The months prior to Mahler beginning composition of his Fifth Symphony were tumultuous for the esteemed conductor and composer. In early 1921, Mahler’s day involved conducting two performances, the first being with the Vienna Philharmonic performing Brucker’s Fifth Symphony, followed later in the evening conducting Mozart’s Magic Flute with the Vienna Court Opera. He suffered a massive haemorrhage that night, and was fortunate that his sister was present to summon a doctor who was able to save him.

A full recovery saw Mahler enjoy the summer of 1901 at his vacation house in the southern Austrian town of Maiernigg, where he completed drafts of the first two movements of his Fifth Symphony. It was summer-time that Mahler spent composing, as this was when he was gained respite from his hectic conducting schedule. The short score for his Fifth was completed during the summer of 1902, and the orchestration completed in summer 1903. It wasn’t until October 1904 however that the symphony was premiered in Cologne, conducted by Mahler himself.

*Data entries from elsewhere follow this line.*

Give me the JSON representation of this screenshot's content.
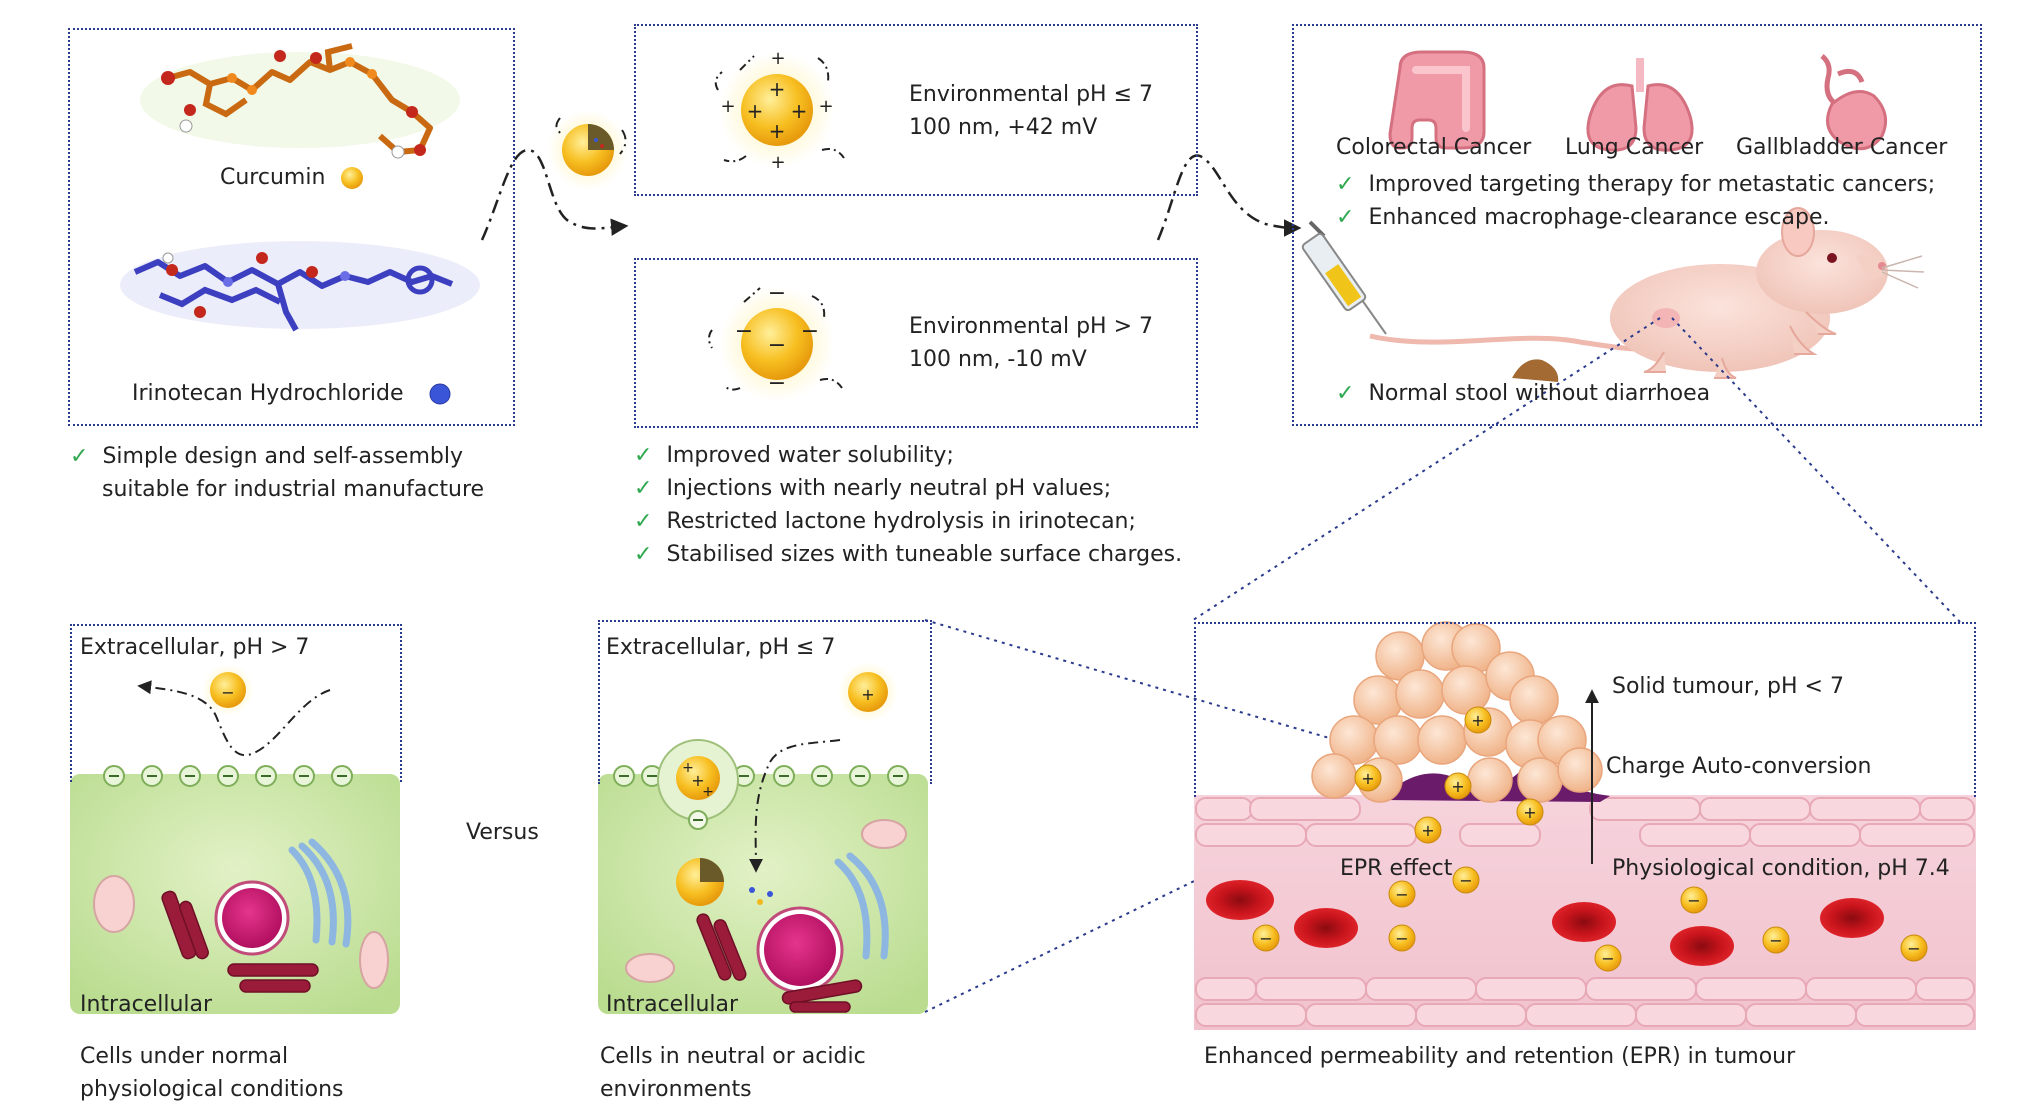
{
  "molecules": {
    "curcumin_label": "Curcumin",
    "irinotecan_label": "Irinotecan Hydrochloride",
    "benefits": [
      "Simple design and self-assembly",
      "suitable for industrial manufacture"
    ]
  },
  "particles": {
    "acidic": {
      "condition": "Environmental pH ≤ 7",
      "properties": "100 nm, +42 mV"
    },
    "basic": {
      "condition": "Environmental pH > 7",
      "properties": "100 nm, -10 mV"
    },
    "benefits": [
      "Improved water solubility;",
      "Injections with nearly neutral pH values;",
      "Restricted lactone hydrolysis in irinotecan;",
      "Stabilised sizes with tuneable surface charges."
    ]
  },
  "animal": {
    "cancers": [
      "Colorectal Cancer",
      "Lung Cancer",
      "Gallbladder Cancer"
    ],
    "benefits": [
      "Improved targeting therapy for metastatic cancers;",
      "Enhanced macrophage-clearance escape."
    ],
    "stool_note": "Normal stool without diarrhoea"
  },
  "cell_normal": {
    "extracellular": "Extracellular, pH > 7",
    "intracellular": "Intracellular",
    "caption": [
      "Cells under normal",
      "physiological conditions"
    ]
  },
  "versus": "Versus",
  "cell_acidic": {
    "extracellular": "Extracellular, pH ≤ 7",
    "intracellular": "Intracellular",
    "caption": [
      "Cells in neutral or acidic",
      "environments"
    ]
  },
  "tumour": {
    "solid_label": "Solid tumour, pH < 7",
    "conversion_label": "Charge Auto-conversion",
    "epr_label": "EPR effect",
    "physiological_label": "Physiological condition, pH 7.4",
    "caption": "Enhanced permeability and retention (EPR) in tumour"
  },
  "symbols": {
    "check": "✓",
    "plus": "+",
    "minus": "−"
  },
  "colors": {
    "border": "#2a3a8c",
    "check": "#2fa84f",
    "particle": "#f5b81c",
    "cell_fill": "#c9e4a5",
    "vessel": "#f2c6cf",
    "blood": "#c8141c"
  }
}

 His Fifth Symphony saw a new direction for Mahler’s music, with symphonies that no longer needed a programmatic discussion, and unlike Symphonies Two, Three and Four, no longer contained any sections for singers, and his Symphonies Five, Six and Seven were purely instrumental. Despite a new direction and new compositional style, Mahler uses hints of past works to show us the musical world he has left behind in favour of new music for the new century.